Context. Hydroxocobalamin has been reported to interfere with the blood leak alarm on hemodialysis machines making it difficult to use this treatment modality after hydroxocobalamin infusion. Objective. The objective was to determine if this interference with hydroxocobalamin occurs across hemodialysis machines by different manufacturers. Additionally, we aimed to see if this represented a colorimetric interference alone or if it is the optical properties of hydroxocobalamin. Materials and methods. Hydroxocobalamin was reconstituted per package insert. Food coloring was added to 0.9% saline to create the colors of the visual spectrum. Optical properties of absorbance and transmittance were measured. Hydroxocobalamin and the saline solutions were infused into the Fresenius 2008K™ and the Gambro Phoenix X36™ machines. Times were recorded from the start of the machine until the solution finished or the alarm triggered. Results. When evaluating the Gambro Phoenix X36™ machine and dialysis circuit; the alarm did not trigger. In contrast, the blood leak alarm on the Fresenius 2008K™ machine was tripped by both the red solution and hydoxocobalamin infused per the package insert. The alarm stopped the machine between 128 and 132 seconds for the red solution and between 30 and 35 seconds with the hydroxocobalamin. Membranes of the circuits where the alarm tripped were examined and remained intact without blood.
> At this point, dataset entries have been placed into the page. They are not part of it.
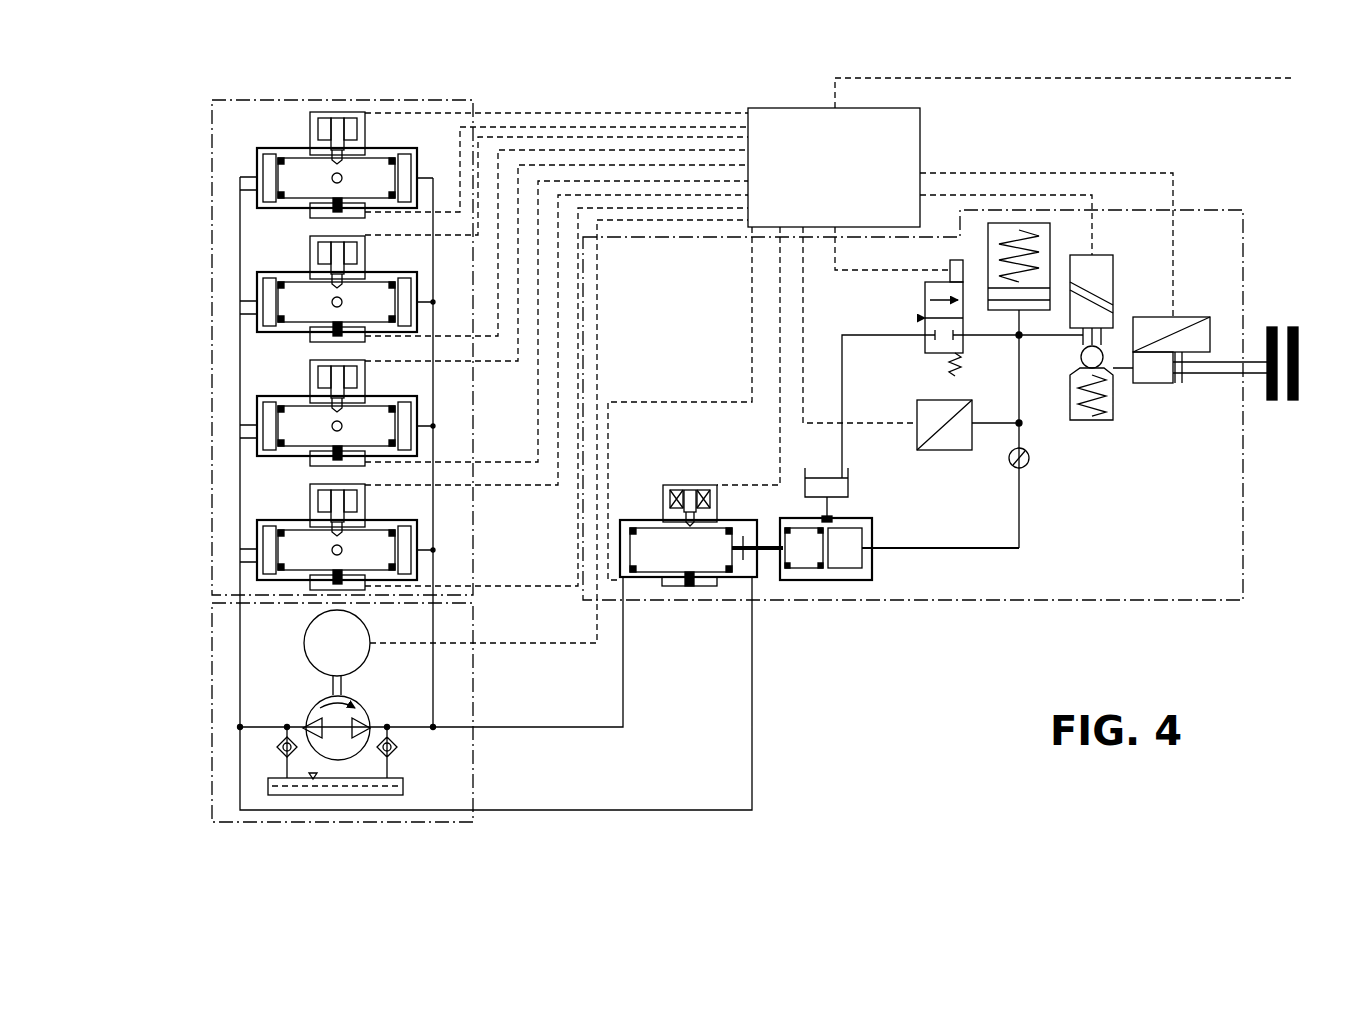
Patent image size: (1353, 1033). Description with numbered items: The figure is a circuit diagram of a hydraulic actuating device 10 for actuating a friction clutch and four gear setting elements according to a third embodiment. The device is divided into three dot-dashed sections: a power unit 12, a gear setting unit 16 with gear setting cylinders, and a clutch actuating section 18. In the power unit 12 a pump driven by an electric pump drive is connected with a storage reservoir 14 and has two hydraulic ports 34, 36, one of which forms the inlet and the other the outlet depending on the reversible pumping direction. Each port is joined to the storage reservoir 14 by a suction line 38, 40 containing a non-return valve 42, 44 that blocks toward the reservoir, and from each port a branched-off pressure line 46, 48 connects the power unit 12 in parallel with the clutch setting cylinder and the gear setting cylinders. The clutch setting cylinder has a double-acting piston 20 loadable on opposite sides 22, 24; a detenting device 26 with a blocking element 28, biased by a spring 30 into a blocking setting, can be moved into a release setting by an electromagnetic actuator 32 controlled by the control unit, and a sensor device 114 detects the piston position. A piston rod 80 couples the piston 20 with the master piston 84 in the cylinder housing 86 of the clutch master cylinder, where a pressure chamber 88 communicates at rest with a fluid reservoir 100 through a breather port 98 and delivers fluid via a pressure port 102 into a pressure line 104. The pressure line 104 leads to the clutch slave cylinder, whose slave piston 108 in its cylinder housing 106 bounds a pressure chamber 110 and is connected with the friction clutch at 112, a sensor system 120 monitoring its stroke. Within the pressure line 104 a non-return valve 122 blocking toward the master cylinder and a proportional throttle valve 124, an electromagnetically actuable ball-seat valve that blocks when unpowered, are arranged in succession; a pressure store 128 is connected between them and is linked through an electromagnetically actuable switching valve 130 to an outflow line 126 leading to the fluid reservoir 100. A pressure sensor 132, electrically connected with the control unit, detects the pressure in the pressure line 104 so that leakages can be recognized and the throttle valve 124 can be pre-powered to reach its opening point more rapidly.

The hydraulic actuating device 10 is at (1258, 195).
The power unit 12 is at (478, 795).
The storage reservoir 14 is at (403, 790).
The gear setting unit 16 is at (424, 97).
The clutch actuating section 18 is at (1243, 482).
The piston 20 is at (650, 553).
The side 22 is at (620, 548).
The side 24 is at (757, 577).
The detenting device 26 is at (687, 470).
The blocking element 28 is at (685, 490).
The spring 30 is at (688, 490).
The actuator 32 is at (717, 492).
The hydraulic port 34 is at (303, 727).
The hydraulic port 36 is at (370, 727).
The suction line 38 is at (280, 795).
The suction line 40 is at (385, 795).
The non-return valve 42 is at (277, 747).
The non-return valve 44 is at (397, 747).
The pressure line 46 is at (287, 727).
The pressure line 48 is at (400, 727).
The piston rod 80 is at (757, 548).
The master piston 84 is at (805, 580).
The cylinder housing 86 is at (838, 580).
The pressure chamber 88 is at (845, 548).
The breather port 98 is at (825, 522).
The fluid reservoir 100 is at (820, 472).
The pressure port 102 is at (872, 548).
The pressure line 104 is at (1019, 525).
The cylinder housing 106 is at (1133, 383).
The slave piston 108 is at (1180, 383).
The pressure chamber 110 is at (1135, 352).
The connection to friction clutch 112 is at (1215, 368).
The sensor device 114 is at (690, 590).
The sensor system 120 is at (1173, 315).
The non-return valve 122 is at (1010, 462).
The proportional throttle valve 124 is at (1113, 258).
The outflow line 126 is at (842, 410).
The pressure store 128 is at (1019, 223).
The switching valve 130 is at (925, 318).
The pressure sensor 132 is at (935, 450).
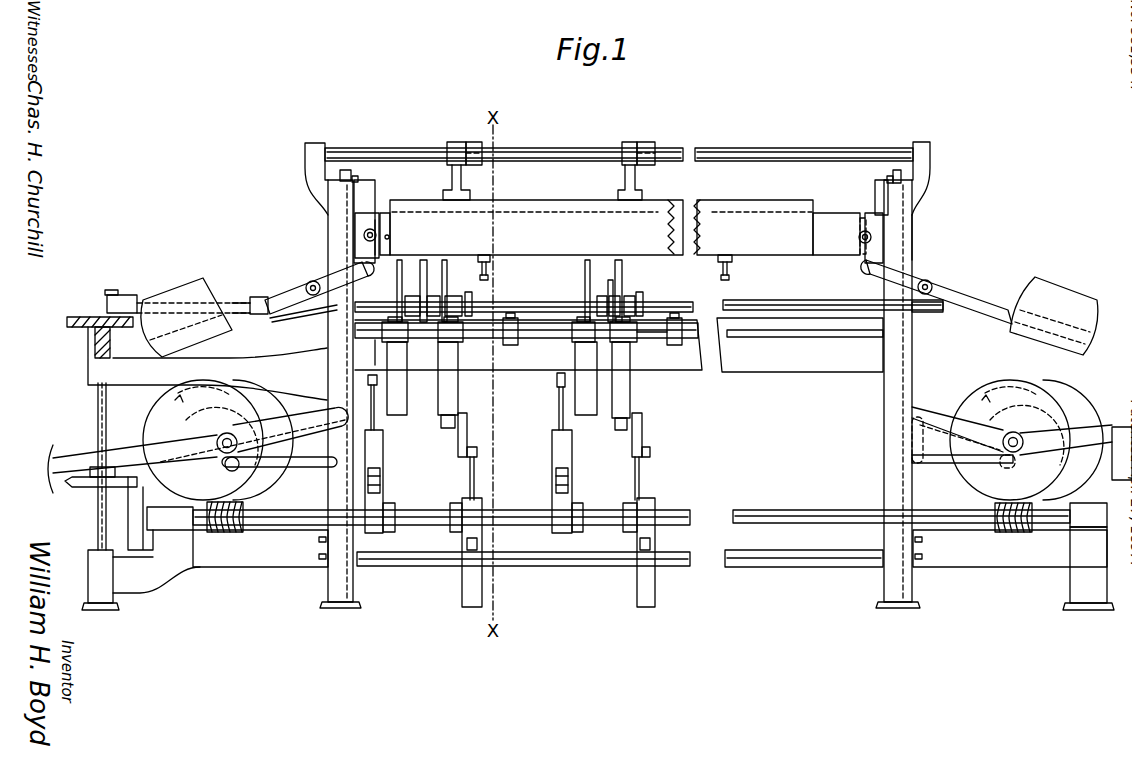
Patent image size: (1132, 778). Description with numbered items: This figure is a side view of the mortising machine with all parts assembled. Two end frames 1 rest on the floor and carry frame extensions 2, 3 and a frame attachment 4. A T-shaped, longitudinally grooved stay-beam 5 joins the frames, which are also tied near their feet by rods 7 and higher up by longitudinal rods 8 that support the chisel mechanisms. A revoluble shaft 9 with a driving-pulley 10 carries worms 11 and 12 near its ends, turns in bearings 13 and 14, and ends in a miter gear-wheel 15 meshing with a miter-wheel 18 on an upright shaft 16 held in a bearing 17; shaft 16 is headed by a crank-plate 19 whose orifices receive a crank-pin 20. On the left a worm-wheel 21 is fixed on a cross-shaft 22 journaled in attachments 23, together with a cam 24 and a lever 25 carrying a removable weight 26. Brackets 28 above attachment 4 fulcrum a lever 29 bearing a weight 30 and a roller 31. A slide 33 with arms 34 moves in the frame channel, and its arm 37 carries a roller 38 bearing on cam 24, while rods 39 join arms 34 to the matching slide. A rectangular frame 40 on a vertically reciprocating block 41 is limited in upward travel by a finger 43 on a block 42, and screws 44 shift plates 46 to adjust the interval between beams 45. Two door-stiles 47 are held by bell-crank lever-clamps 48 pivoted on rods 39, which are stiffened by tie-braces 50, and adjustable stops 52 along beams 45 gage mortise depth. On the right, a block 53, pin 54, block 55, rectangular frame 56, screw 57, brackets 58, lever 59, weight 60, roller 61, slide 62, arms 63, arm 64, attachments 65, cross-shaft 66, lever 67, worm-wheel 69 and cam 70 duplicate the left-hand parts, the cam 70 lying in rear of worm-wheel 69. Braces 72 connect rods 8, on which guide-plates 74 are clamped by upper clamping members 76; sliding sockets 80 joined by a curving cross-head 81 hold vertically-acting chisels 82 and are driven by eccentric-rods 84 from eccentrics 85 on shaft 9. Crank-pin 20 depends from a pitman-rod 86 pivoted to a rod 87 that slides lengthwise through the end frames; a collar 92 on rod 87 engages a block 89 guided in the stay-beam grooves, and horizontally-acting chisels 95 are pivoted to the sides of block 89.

Results were validated on different machines with new circuits. Discussion. Hydroxocobalamin infusion per package insert and the red saline solution prepared with Red Dye 40 both triggered the blood leak alarm and stopped the Fresenius 2008K™ machine. However, this was not true for the Gambro Phoenix X36™ machine as the alarm never triggered. The interference with the Fresenius 2008K™ appears colorimetric due to normal saline with Red Dye 40 triggering the alarm. Conclusion. We alert physicians to become familiar with the properties of individual dialysis machines prior to use of hydroxocobalamin. When facing difficulties with hemodialysis after the administration of hydroxocobalamin, consider attempting with a different manufactures machine or model if available or contact the manufacturer directly.